Up on the other side of Tverskaya we walked for a while along the middle of the Bulvar. The city authorities had pulled the flowers out of their beds, as they do every year when the game is up, carting them away in the night like condemned prisoners so they don’t die in public. The Russians had put on their intermediate coats, the women in the wool or leopard-print numbers they mostly wear until it’s time for their mothballed furs. On the benches the tramps lay seasoned with snow, like meat sprinkled with salt on a butcher’s slab. In my street the bonnet of the rusty Zhiguli was freckled with melting snowflakes.
When we got inside Masha put on a CD, took off her coat, then, slowly, and like she’d done it to music before, everything else too.

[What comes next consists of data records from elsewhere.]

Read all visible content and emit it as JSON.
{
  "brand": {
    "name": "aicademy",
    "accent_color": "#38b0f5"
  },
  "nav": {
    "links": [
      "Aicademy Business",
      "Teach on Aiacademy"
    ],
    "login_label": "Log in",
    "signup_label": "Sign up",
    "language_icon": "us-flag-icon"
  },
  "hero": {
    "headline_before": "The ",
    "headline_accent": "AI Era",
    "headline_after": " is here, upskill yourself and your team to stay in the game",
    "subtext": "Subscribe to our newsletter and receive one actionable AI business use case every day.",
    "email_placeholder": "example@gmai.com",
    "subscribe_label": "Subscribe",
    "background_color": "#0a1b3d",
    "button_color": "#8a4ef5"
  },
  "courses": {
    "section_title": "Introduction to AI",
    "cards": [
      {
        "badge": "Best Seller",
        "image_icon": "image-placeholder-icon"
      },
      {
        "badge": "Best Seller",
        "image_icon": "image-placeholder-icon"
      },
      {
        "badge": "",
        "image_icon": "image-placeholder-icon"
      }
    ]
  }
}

Afterwards she ran a bath. She squeezed in behind me, her groomed pubic hair bristling against my coccyx, and wrapped her long legs around my loose belly. She had a front-row view of the copses of hairs on my shoulders and the top left corner of my back, those asymmetrical practical jokes played by my genes that you’re not all that keen on. She half sang, half hummed a weepy Russian folk song, running her wet fingers through my hair. It felt to me like a new kind of nakedness, our bodies limp and open rather than exhibits or weapons. Slopping in the water with each other felt like honesty, and the streaked fake-marble tub, with the jet-stream valves that didn’t work, felt like our little womb.
She told me in the bath, I remember, about how proud she’d been of her father when she was a little girl, but how things had changed when the old empire died and his salary had stopped being paid. That was when the serious drinking started, she said. She told me about how, when she was very yo
ung, she’d been taught at school to revere some Stalin-era brat who’d informed on his own father for hoarding grain. They’d sung songs about him and drawn pictures of him, this little Siberian sod, until one day their teacher had told them to stop singing the songs and to tear up the pictures, and that was how she knew that something terrible had happened.
“Didn’t you feel free?” I asked her. “When communism ended, didn’t you feel free?”
“In Murmansk,” she replied, “we felt only poor. And cold. People said, ‘Freedom we cannot eat.’ ”
She told me that when she was seventeen her mother had needed an operation. As with everything else that was theoretically provided by the government, from the midwife who brought you into the world to your burial plot, they’d had to pay—had to bribe the doctor and buy the medicines, the soap, and the sutures to sew her up afterwards. So Masha had left college only a week after she’d started, she said, to work in the canteen at the naval base. She still sent money back to her mother every month. My guess had been close: she was twenty-four, she said, and Katya was twenty.
I asked her how she felt about it all—leaving school, going to work, sacrificing her chances for her mother.
“It was normal,” she said. “You know, Kolya, in those times we weren’t having such big hopes. Bad food. Bad men. Bad luck. This was not surprise.”
It was the right combination that she was offering, of course, with her strength and her misfortune. She was tough and worldly, somehow older than me as well as much younger (though by Moscow standards the age gap was respectable). At the same time, she seemed powerless and almost alone. She tapped the right mix of needs: the need to save someone, or think you can, that I reckon all men feel somewhere, and the need to be saved.